The labyrinth was not collapsing anymore.
It was being consumed.
Within moments, the great dungeon became an ocean of dark red, churning and thick, digesting its contents with terrifying efficiency. No debris floated. No fragments remained.
Only blood.
And silence.
Minutes passed.
Then the ocean began to recede.
The vast sea of crimson shuddered as if responding to an unseen call. Its surface trembled, then folded inward. The blood drew itself together from every direction, flowing back toward a single point with unnatural urgency.

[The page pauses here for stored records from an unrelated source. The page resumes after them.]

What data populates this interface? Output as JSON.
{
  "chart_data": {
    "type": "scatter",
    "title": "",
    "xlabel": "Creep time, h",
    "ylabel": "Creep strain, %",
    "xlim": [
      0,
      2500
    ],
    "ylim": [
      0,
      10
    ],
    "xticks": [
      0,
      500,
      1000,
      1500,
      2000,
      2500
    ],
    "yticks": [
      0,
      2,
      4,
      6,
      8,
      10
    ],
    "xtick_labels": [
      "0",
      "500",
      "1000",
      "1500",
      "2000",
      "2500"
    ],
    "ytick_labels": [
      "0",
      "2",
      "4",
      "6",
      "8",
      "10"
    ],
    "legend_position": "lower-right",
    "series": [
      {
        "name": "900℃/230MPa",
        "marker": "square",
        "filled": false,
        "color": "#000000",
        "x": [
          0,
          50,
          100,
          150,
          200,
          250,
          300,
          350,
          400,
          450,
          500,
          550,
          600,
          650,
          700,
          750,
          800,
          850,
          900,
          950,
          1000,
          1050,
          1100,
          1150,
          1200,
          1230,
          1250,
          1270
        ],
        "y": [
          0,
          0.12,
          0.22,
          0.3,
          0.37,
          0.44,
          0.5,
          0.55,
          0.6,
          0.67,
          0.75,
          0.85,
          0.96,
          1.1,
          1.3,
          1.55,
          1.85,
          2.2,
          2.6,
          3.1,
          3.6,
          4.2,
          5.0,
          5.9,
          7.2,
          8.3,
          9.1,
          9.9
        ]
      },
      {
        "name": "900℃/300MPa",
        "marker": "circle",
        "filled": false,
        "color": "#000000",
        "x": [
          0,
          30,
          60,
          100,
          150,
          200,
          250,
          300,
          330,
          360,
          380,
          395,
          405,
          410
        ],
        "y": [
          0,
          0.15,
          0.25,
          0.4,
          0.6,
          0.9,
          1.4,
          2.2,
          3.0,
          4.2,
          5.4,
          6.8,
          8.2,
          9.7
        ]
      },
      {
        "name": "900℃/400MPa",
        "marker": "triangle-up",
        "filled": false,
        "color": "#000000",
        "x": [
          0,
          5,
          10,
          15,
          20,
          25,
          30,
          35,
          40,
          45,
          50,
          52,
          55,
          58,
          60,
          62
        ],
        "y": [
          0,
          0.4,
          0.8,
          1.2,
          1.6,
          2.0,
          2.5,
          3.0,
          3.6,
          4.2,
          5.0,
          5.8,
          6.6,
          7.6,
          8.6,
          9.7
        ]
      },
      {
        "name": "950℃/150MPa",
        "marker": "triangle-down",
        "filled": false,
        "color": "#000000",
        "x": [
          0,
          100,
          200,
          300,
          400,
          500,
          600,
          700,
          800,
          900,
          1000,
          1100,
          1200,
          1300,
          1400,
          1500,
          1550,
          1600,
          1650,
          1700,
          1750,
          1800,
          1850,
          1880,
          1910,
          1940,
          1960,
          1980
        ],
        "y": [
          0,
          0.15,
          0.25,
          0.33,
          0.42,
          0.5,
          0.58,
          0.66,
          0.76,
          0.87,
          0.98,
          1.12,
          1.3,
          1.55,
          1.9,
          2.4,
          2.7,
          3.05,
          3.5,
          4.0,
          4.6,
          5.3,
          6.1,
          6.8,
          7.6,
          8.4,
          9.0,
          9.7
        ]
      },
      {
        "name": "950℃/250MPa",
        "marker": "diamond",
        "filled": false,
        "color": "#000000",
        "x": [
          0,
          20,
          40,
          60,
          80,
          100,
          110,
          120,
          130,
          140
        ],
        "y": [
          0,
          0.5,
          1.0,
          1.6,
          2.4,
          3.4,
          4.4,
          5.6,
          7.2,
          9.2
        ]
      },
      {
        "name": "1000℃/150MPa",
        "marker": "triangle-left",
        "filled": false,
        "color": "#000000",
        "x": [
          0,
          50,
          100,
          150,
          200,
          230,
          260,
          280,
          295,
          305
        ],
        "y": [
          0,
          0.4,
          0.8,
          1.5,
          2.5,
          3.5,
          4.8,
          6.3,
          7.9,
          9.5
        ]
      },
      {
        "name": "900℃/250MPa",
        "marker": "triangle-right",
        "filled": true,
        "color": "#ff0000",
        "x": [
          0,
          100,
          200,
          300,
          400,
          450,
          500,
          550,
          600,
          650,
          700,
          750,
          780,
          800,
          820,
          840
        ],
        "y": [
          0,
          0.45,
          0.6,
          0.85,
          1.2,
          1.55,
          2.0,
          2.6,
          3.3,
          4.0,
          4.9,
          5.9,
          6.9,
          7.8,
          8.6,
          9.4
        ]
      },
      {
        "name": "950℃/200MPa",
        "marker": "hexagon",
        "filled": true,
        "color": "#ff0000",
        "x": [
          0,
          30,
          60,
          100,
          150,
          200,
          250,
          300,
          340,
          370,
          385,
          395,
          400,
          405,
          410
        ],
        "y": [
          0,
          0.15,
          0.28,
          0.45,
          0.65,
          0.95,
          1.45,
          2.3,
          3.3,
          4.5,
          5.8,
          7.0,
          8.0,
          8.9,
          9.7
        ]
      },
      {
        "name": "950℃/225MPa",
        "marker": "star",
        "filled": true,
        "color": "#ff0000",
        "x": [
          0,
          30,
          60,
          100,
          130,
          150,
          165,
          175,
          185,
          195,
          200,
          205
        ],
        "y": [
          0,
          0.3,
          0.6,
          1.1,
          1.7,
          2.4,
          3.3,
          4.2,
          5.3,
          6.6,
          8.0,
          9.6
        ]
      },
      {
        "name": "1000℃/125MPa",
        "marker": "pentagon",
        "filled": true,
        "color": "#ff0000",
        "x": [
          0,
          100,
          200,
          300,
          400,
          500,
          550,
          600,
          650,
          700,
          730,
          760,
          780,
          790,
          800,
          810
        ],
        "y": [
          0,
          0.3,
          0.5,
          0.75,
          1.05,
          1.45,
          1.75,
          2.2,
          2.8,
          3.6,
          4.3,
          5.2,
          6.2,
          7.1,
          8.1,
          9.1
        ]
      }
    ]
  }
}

Walls of liquid collapsed inward.
Streams converged.
Everything condensed.
In mere seconds, the entire mass compressed into a single, compact orb no larger than a fist.
It hovered briefly in the air, glistening.
Then fell.
The small sphere struck the now dry, barren ground with a soft, crystalline sound, like glass settling into place. It did not splatter. It did not deform.
It remained perfectly round.
A dark crimson marble, polished and flawless.
The orb shimmered faintly in the darkness, its surface reflecting the empty expanse around it. And within that reflection—
A silhouette stood.
Still.
Watching.
The orb emitted a radiant glow of quiet danger, pulsing as if something alive had been sealed within its depths.
A clawed hand reached down slowly.
Carefully.
The fingers were sharp and curved, yet precise in their movement, handling the orb with deliberate restraint so as not to scratch its surface.
The insectoid’s eyes gleamed, multifaceted pupils catching the faint red light. Satisfaction flickered across its expressionless face.
It had not intervened.
It had waited.
And now, it collected its prize.
Without another sound, without disturbing so much as a grain of dust, the figure dissolved into shadow. Its presence vanished as though it had never existed.
The crimson glow disappeared with it.